Çağımızın Güç Denklemi

Yıllardan beri süren bir savaş… Hiçbir türlü bir sonuca varılamayan bir paradoks…Her canlının gücüne göre yüceldiği ya da küçük düşürüldüğü bu dünyada, canlıların güçlü olana teslim olma duygusunu bir kukla misali oynatmaya çalışan açgözlülerin kol kasları ve beyin kasları arasında kaldığı ikilemden doğacak cevap ne gibi sonuçlara yol açacak günümüz dünyasında?
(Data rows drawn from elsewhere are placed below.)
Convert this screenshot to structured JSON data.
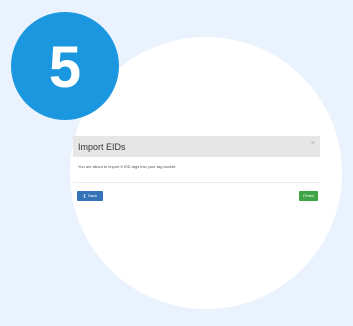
{
  "step": {
    "number": "5"
  },
  "modal": {
    "title": "Import EIDs",
    "close_symbol": "×",
    "body_text": "You are about to import 5 EID tags into your tag bucket.",
    "back_label": "Back",
    "back_icon": "chevron-left-icon",
    "finish_label": "Finish"
  },
  "colors": {
    "background": "#eaf3fd",
    "badge": "#1a97df",
    "back_button": "#3473b8",
    "finish_button": "#3ea446",
    "header": "#e6e6e6"
  }
}
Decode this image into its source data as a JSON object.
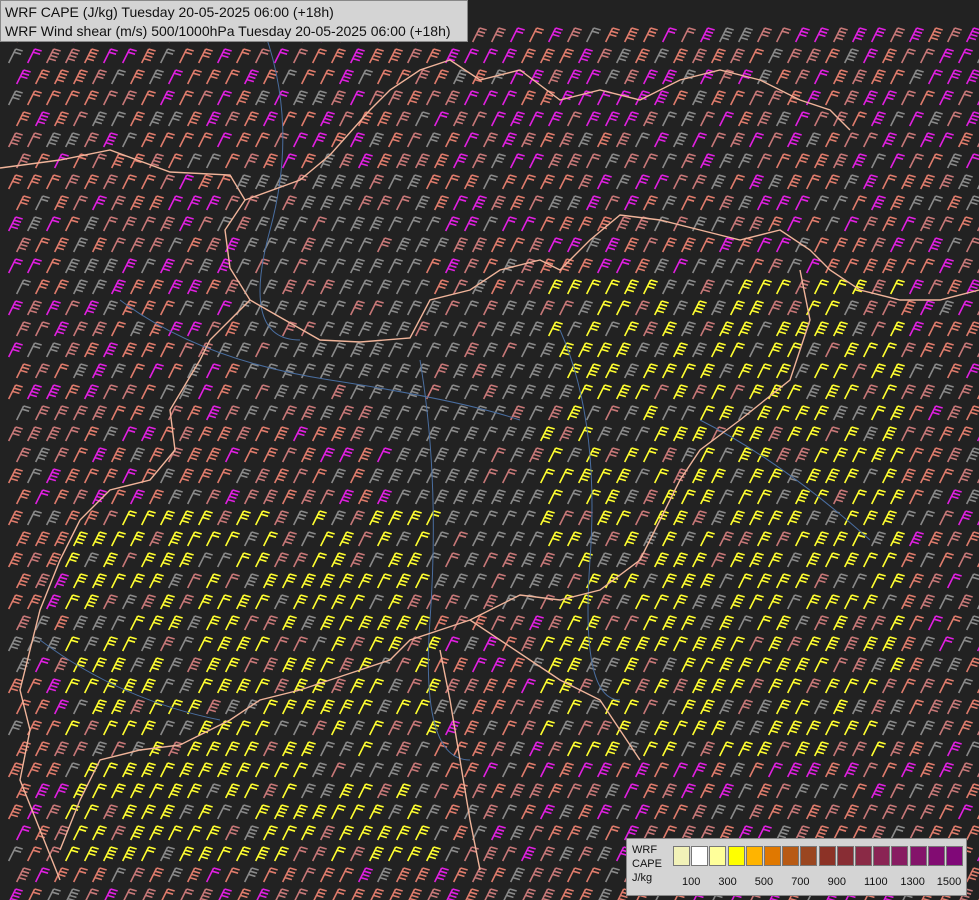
{
  "titles": {
    "line1": "WRF CAPE (J/kg) Tuesday 20-05-2025 06:00 (+18h)",
    "line2": "WRF Wind shear (m/s) 500/1000hPa Tuesday 20-05-2025 06:00 (+18h)"
  },
  "legend": {
    "labels": [
      "WRF",
      "CAPE",
      "J/kg"
    ],
    "ticks": [
      "100",
      "300",
      "500",
      "700",
      "900",
      "1100",
      "1300",
      "1500"
    ],
    "colors": [
      "#f2f2b8",
      "#ffffff",
      "#ffff9a",
      "#ffff00",
      "#ffb400",
      "#e07800",
      "#b85a14",
      "#9a4620",
      "#8c3226",
      "#882d34",
      "#8a2a46",
      "#8a2454",
      "#881c62",
      "#84146a",
      "#820c72",
      "#800878"
    ]
  },
  "field_colors": {
    "background": "#222222",
    "gray_barb": "#8a8a8a",
    "low_barb": "#c87878",
    "salmon_barb": "#e07c6c",
    "yellow_barb": "#ffff30",
    "magenta_barb": "#e020e0",
    "border": "#f0b49a",
    "river": "#4a6ea0"
  }
}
Bu sorunun cevabı bir çok kişide gurur duygusunu en saf biçiminde uyandıracak iken bir çoğununda kendini sorgulamasını sağlayacağından bir hayli eminim.
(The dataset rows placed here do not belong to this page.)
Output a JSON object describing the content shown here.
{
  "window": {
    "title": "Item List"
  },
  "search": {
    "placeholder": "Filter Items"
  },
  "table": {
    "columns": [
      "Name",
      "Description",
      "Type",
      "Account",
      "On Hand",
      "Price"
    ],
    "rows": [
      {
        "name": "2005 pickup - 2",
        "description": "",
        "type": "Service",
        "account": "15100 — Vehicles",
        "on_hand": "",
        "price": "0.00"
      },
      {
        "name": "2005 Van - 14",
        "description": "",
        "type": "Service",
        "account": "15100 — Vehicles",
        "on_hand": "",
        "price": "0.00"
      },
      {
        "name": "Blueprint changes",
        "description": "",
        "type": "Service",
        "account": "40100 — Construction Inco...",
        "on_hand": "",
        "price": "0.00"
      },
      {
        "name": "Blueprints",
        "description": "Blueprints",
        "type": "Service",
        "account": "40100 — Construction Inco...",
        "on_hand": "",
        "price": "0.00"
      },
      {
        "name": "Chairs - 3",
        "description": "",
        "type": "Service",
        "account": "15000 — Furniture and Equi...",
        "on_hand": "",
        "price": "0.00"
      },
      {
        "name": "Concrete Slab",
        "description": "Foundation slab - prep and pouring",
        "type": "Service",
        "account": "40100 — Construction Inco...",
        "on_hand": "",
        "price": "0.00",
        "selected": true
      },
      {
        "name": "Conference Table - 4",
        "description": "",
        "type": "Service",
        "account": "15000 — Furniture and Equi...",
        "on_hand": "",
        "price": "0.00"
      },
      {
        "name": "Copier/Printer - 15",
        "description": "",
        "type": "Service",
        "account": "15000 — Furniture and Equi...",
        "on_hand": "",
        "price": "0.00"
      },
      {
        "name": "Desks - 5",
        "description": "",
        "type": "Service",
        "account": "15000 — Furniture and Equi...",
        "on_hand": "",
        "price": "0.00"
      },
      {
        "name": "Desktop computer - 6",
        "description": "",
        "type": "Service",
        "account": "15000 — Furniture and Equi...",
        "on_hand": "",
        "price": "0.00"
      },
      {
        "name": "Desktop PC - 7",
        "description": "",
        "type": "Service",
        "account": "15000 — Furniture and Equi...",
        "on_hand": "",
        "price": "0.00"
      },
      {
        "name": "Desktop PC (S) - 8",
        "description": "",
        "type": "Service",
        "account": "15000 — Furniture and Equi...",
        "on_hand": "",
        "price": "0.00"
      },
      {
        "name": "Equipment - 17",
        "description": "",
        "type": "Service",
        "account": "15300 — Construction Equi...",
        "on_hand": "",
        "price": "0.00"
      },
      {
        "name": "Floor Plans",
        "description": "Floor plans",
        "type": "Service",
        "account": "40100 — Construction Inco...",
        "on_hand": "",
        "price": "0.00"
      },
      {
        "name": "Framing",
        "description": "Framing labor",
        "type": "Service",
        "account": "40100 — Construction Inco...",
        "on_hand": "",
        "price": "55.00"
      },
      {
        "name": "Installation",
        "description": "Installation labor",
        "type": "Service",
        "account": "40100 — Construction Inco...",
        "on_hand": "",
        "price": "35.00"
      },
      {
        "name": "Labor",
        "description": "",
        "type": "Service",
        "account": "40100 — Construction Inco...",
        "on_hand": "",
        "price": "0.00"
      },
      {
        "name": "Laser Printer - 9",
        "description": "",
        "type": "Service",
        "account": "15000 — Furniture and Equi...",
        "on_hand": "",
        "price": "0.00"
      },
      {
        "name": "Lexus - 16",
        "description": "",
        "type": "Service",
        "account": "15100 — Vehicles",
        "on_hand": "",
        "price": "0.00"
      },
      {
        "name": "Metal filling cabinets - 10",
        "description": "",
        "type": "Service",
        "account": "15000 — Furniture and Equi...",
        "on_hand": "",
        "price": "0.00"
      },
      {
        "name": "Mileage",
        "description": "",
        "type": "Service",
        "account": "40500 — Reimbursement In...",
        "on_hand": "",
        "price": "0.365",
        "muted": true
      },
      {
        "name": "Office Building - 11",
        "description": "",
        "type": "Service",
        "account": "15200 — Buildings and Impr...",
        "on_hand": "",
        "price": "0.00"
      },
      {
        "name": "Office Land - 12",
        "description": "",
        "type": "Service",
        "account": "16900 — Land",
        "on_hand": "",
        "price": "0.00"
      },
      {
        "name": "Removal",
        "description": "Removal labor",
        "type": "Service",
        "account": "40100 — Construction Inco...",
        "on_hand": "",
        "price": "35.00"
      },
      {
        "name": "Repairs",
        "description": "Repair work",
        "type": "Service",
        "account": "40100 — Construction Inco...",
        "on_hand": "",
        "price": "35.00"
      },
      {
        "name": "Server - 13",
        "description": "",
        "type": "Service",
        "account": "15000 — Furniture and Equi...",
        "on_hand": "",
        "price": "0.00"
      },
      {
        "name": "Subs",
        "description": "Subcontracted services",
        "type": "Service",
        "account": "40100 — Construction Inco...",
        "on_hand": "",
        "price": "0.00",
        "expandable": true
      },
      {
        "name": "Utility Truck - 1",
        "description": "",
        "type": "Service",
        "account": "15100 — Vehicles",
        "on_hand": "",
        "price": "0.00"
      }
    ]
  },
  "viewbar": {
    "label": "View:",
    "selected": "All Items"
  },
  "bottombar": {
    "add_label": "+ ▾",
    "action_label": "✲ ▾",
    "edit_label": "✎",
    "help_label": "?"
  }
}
İnsanlığın başlangıcından beri hiçbir şey eşit olmamıştır. Doğumumuzdan gelen fiziksel ve zihinsel farklılıklarımızın her birimizi ayrı konularda güçlü olan yapmış olması da her zaman yetememiştir insanoğluna. Zamanın en başına biz göz atalım mesela. Vahşi doğa ve vahşi insanlar. Böyle rekabetli bir ortamda sağ çıkabilmek için gerekli olanın ne olduğunu düşünecek olursak, ben her cevabın beden gücüne çıkacağını düşünüyorum. Bunun nedeni ise insanlığın kendini sıfırdan geliştirip bu günümüze kadar getirmiş olmasıdır. Sıfırdan terimini iyice bir düşününüz. Zihinsel açıdan bir hayvanın içgüdüsüne sahip olan bizlerin sıfırda sahip olduğu bir tek gerçek vardı: Savaş. Yemeğin için, barınağın için, damarlarındaki kanın için savaş. Bu savaş da tahmin edebildiğiniz üzere sadece bedensel gücü konu ettiğinden insanoğlunun eline geçen tek şey gücünü kasları üzerine, fiziksel görünüşü üzerine yoğunlaştırıp bu yöntemle doğada ve tüm canlılarda üstünlük kurabilmekti.

Günler geçtikçe, insanoğlu bir parçasını tembelleştirirken bir parçasını da geliştirmeye ve yaşamının merkez noktasına koymaya başlamıştır. İşte bu tembelleşmeye başlayan beden gücünün yerini bugünlerde dolduran ve insanlık tarihinde çığırlar açılmasını sağlayan gücümüz, zihin gücüdür. Eski zamanlarda bir insanın sözü geçmesi için bakılan iki özellik vardı: Para ve kas. Ancak teknolojinin ve dünyanın her bir yerinde yapılan milyonlarca gelişmenin bize yepyeni bir kapı açmasıyla güçlü bir kimseye zeki ve parası olan kademeli kişi denmeye başlanmıştır. Bunun nedeni ise çok basit. İnsanlığın yapısı gereğince bizi soru sormaya iten benliğimiz soru sormakla kalmayıp bu sorulara cevaplarını da bulmak istemiştir. Bu eylem de dogma bilgilerle kafasını doldurup hayatındaki aktivitelerini sadece kendi iyiliğini göz önüne alarak dışarıya bağımlı birer birey olmayı hedefleyen düşünceleri bir kenara itmiştir. Kısacası düşünen, yaratan veya inovatif fikirlere sahip olan bireyler olmak çağımız için birer zorunluluk haline gelmiştir. Bu da ‘Beden gücü mü yoksa zihin gücü mü?’ sorusuna net bir cevap içeriyor. Öğrenen, sorgulayan, gelişen bir diğer deyişle zihin gücünü en son noktasına kadar kullanmayı bilen bireylerle oluşan topluluklarda zihin gücü her zaman beden gücünden bir tık önde olacaktır. Gelişimimizin bu noktasına kadar gelmiş olmamız da bizlerin güçlü bireyler olabilmesini sağlayacak tek faktörün ancak ve ancak zihinsel açıdan gelişmiş bir canlı olmamızdan geçtiğini anlatır bize.

Sonuç olarak; çağımızın, ihtiyaçlarımızın ve önceliklerimizin gerekçelerine göre bir birey olmak zihni kuvvetli bir birey olmak demektir. Bu da şu ana kadar kas gücünü savunan her bir insanın adeta doğal seçilim gerçekleşmesi gibi aramızdan ayrılacağı ,dönemin şartlarına ayak uyduramayacağını gösterir. Bu nedenle de geleceğe yatırımın bedenle değil zekayla yapıldığı bu günlerde her bir bireyin kendini sorgulayıp çağa ayak uydurması çok önemlidir.